Former House Majority Leader Eric Cantor told the Washington Examiner he was disappointed with the weekend’s events in Charlottesville, Va., as well as President Trump’s move Tuesday to equate the actions of white supremacists there with demonstrators who held counter-protests.
“There needs to be outspoken rejection of neo-Nazis, of white supremacists, and KKK, and there should be absolutely no equivocation,” said Cantor, of Richmond, who served in the Virginia House of Delegates before being elected to Congress. He rose to House majority leader, making him the highest ranking elected Jewish politician in America until he was defeated in his Republican primary in 2014.
“When we see the president, basically, ascribing, or assigning equal blame? I just can’t buy it. I just don’t agree with that,” Cantor added, during a telephone conversation.
White supremacists, neo-Nazis, and KKK members marched in Charlottesville on Saturday onstensibly to protest the removal of a statue of Robert E. Lee, the top general for the Confederacy during the Civil War. They skirmished with counter protesters, and at one point, a white supremacist allegedly drove his car into a crowd and murdered a 32 year-old, Heather Heyer, who was there to demonstrate against the racist gathering.

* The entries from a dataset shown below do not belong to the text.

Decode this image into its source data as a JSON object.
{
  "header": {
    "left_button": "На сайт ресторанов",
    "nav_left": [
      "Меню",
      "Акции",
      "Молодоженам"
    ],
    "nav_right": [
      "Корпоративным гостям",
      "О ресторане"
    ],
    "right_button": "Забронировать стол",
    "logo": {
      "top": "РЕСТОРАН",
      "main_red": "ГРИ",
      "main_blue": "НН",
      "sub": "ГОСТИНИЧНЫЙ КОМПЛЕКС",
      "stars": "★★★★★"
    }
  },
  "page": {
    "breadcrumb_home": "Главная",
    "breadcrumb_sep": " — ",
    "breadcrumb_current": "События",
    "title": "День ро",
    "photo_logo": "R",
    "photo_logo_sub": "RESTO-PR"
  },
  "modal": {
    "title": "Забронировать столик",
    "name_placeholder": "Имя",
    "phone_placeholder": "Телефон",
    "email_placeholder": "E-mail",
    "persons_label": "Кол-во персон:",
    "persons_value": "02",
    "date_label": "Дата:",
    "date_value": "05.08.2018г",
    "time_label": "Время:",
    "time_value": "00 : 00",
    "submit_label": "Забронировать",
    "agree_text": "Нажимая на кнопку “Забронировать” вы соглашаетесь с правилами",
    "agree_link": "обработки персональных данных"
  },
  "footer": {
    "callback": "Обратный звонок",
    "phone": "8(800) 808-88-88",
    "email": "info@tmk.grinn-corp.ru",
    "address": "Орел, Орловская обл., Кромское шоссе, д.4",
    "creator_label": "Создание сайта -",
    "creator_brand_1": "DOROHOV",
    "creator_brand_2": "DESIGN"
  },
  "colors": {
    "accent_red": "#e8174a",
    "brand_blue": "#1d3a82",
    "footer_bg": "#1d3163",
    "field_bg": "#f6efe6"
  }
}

Trump did not immediately condemn the white supremacists by name on Saturday. By Monday, he had changed his tune and in prepared remarks offered specific criticism. On Tuesday, during a news conference at Trump Tower in New York, the president doubled back to his original vague admonishment against “many sides” involved in the protests, saying that many good people were among the white supremacists marching for the Lee statue, despite the racist and anti-semitic slogans and epithets they wielded.
Cantor said it was awful to see this happening in Virginia, the “cradle” of American democracy. Thomas Jefferson, a founder and the third U.S. president, wrote the Declaration of Independence and was President George Washington’s secretary of state.

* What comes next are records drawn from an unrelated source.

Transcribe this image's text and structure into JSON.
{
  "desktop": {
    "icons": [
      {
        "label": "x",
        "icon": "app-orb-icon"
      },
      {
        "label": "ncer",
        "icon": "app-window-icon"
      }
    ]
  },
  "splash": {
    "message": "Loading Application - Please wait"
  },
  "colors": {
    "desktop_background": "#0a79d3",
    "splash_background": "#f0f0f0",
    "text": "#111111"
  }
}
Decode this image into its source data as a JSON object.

“It did particulary alarm me,” Cantor said. “I started my career in House of Delegates in the state legislature. I always tell the story, when I sat in that chamber for nine years — for 45 days every year — it was this granite plaque, right behind my chair, which had the statute of religious freedom … which obviously became part of the First Amendment to the U.S. Constitution; it was all about religious freedom. As a Jew, that speaks to me in so many ways that this country was so welcoming of all faiths.”
“So, to see this demonstration take place in Charlottesville just blows my mind, both as a Jew and a Virginian. We are the cradle of the democracy,” Cantor added.

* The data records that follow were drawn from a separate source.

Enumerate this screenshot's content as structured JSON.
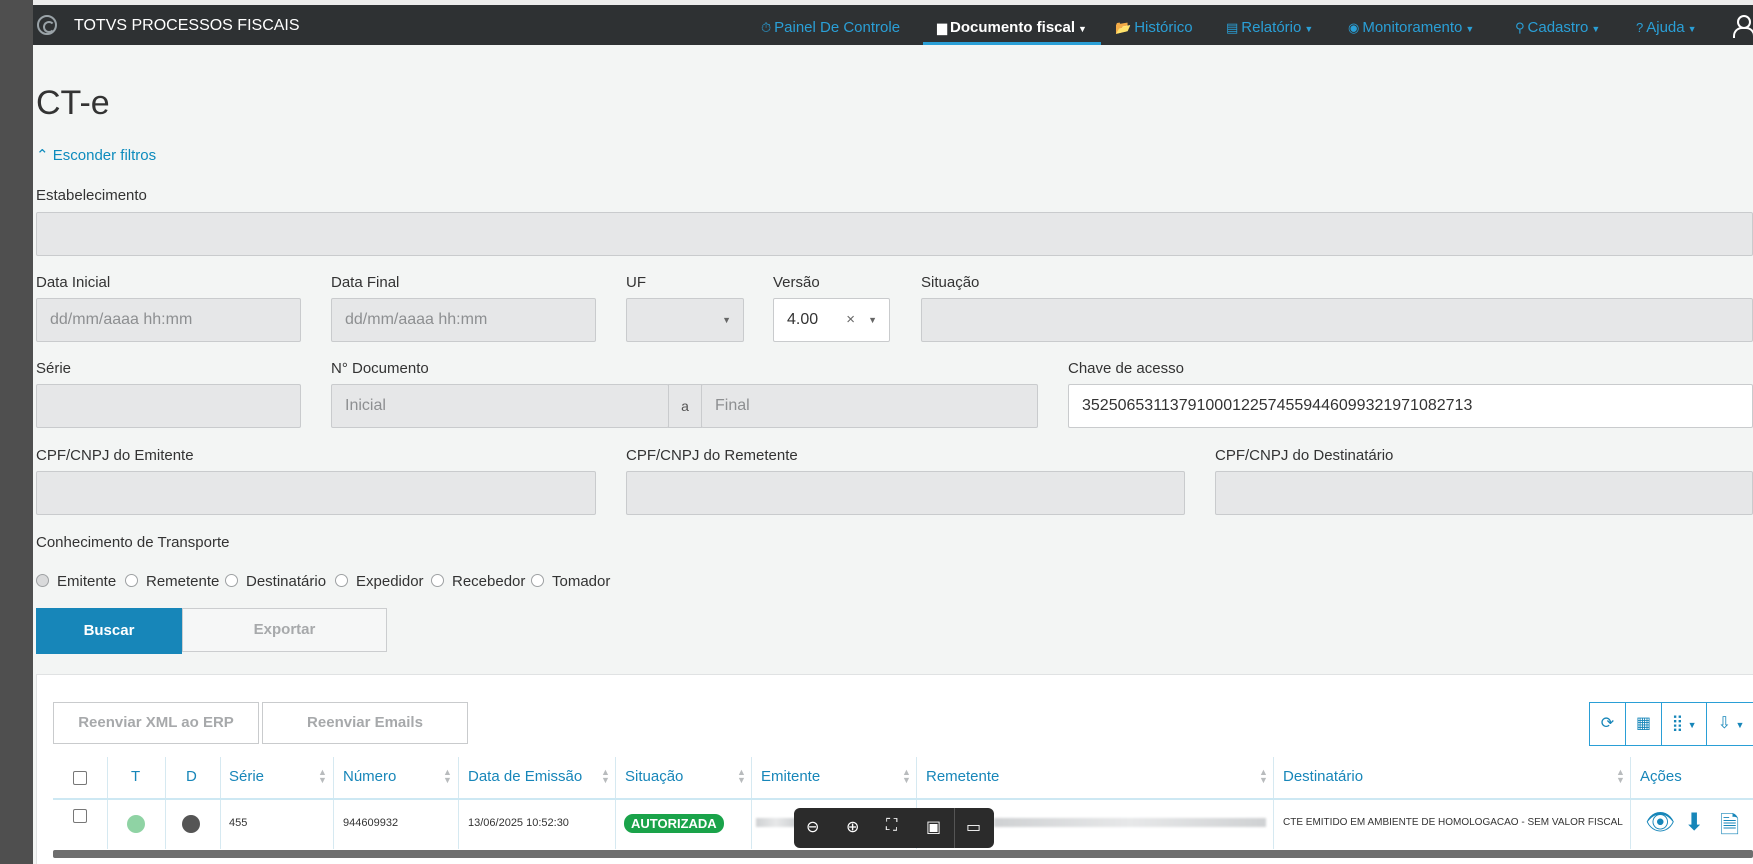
{
  "navbar": {
    "brand": "TOTVS PROCESSOS FISCAIS",
    "items": [
      {
        "icon": "⏱",
        "label": "Painel De Controle",
        "caret": ""
      },
      {
        "icon": "▆",
        "label": "Documento fiscal",
        "caret": "▼"
      },
      {
        "icon": "📂",
        "label": "Histórico",
        "caret": ""
      },
      {
        "icon": "▤",
        "label": "Relatório",
        "caret": "▼"
      },
      {
        "icon": "◉",
        "label": "Monitoramento",
        "caret": "▼"
      },
      {
        "icon": "⚲",
        "label": "Cadastro",
        "caret": "▼"
      },
      {
        "icon": "?",
        "label": "Ajuda",
        "caret": "▼"
      }
    ]
  },
  "page": {
    "title": "CT-e",
    "filters_toggle": "Esconder filtros"
  },
  "filters": {
    "estabelecimento": {
      "label": "Estabelecimento",
      "value": ""
    },
    "data_inicial": {
      "label": "Data Inicial",
      "placeholder": "dd/mm/aaaa hh:mm"
    },
    "data_final": {
      "label": "Data Final",
      "placeholder": "dd/mm/aaaa hh:mm"
    },
    "uf": {
      "label": "UF",
      "value": ""
    },
    "versao": {
      "label": "Versão",
      "value": "4.00"
    },
    "situacao": {
      "label": "Situação",
      "value": ""
    },
    "serie": {
      "label": "Série",
      "value": ""
    },
    "n_documento": {
      "label": "N° Documento",
      "placeholder_from": "Inicial",
      "separator": "a",
      "placeholder_to": "Final"
    },
    "chave_acesso": {
      "label": "Chave de acesso",
      "value": "35250653113791000122574559446099321971082713"
    },
    "cpf_emitente": {
      "label": "CPF/CNPJ do Emitente",
      "value": ""
    },
    "cpf_remetente": {
      "label": "CPF/CNPJ do Remetente",
      "value": ""
    },
    "cpf_destinatario": {
      "label": "CPF/CNPJ do Destinatário",
      "value": ""
    },
    "conhecimento": {
      "label": "Conhecimento de Transporte",
      "options": [
        "Emitente",
        "Remetente",
        "Destinatário",
        "Expedidor",
        "Recebedor",
        "Tomador"
      ],
      "selected": "Emitente"
    },
    "buscar_label": "Buscar",
    "exportar_label": "Exportar"
  },
  "grid": {
    "reenviar_xml_label": "Reenviar XML ao ERP",
    "reenviar_emails_label": "Reenviar Emails",
    "columns": [
      "T",
      "D",
      "Série",
      "Número",
      "Data de Emissão",
      "Situação",
      "Emitente",
      "Remetente",
      "Destinatário",
      "Ações"
    ],
    "rows": [
      {
        "t_color": "#8fd3a4",
        "d_color": "#555555",
        "serie": "455",
        "numero": "944609932",
        "data_emissao": "13/06/2025 10:52:30",
        "situacao": "AUTORIZADA",
        "destinatario": "CTE EMITIDO EM AMBIENTE DE HOMOLOGACAO - SEM VALOR FISCAL"
      }
    ]
  }
}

The former congressman, now a managing director at Moelis & Company, was a part of the band of conservatives that included current House Speaker Paul Ryan, R-Wis., and others who gained prominence with support from grassroots Republicans who thought the GOP establishment had led the party astray and away from its small-government roots.
Opinions changed after Cantor ended up in leadership. Now, he was a member of the hated GOP establishment, that contributed to his loss to Rep. Dave Brat in his 2014 primary. It was an early harbinger of what was to come for the GOP in the 2016 presidential race, although few recognized that at the time.
Cantor, who backed former Florida Gov. Jeb Bush in the presidential primary, doubted that Trump’s comments on Tuesday would cost him measurable support from a Republican voting base that is driven by populism, rather than philosophical conservatism.
“I think that the party is President Trump’s party now,” he said. “I do think that he is someone who got elected outside of the mainstream of conservatism and much of his agenda is based on populism; it’s based on a disruptive revolution, if you will. It’s not based on the principles of limited government and conservative temperament.”